Ces dettes doivent être obligatoirement en lien avec une activité agricole, et les autres dettes ne seront pas prises en compte. Ces indicateurs restreignent en grande partie la quantité des bénéficiaires de cette loi. 

Néanmoins, le nombre précis des paysans concernés n'a pas été défini jusqu'à aujourd'hui. On calcule qu'au moins 17.000 des 196.000 petits producteurs paysans inscrits au Registre national d'agriculture nationale, la base de données qui sera utilisée pour établir la liste des bénéficiaires, y figureront. 

Des subventions à d'autres groupes

L'État du Paraguay a pris en charge la dette de la Azucarera Iturbe pour un montant de 15 milliards de Gs, considérée par le Président comme “la plus importante de l'histoire du Paraguay”. Certaines accusations parues dans les journaux affirment aussi que la subvention de gazole accordée par Petropar aux producteurs de soja atteint 140 millions de dollars, mais Petropar est un groupe qui semble avoir perçu de nombreuses aides économiques, y compris avant l'arrivée de la démocratie.

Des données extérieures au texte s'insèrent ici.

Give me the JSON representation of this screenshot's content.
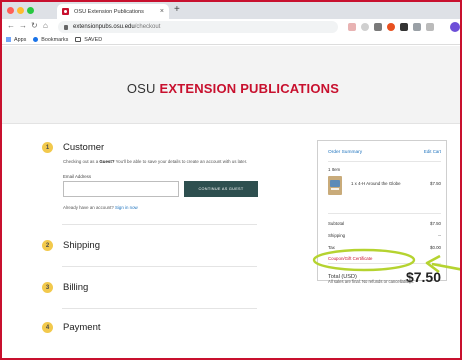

En outre, le gouvernement paraguayen a aussi subventionné l'achat de nouveaux autobus aux entreprises de transport public, et continue de subventionner le prix du billet.

La décision de subventionner les paysans avait été approuvée par le Parlement, mais a ensuite été rejetée par le Président. Pour se défendre des revendications des paysans, le Président Cartes a justifié son veto au motif que le coût de la subvention “pourrait atteindre 3,2 milliards de dollars, soit approximativement 25 % du budget général de la nation”, mais les comptes démontrent que c'est faux.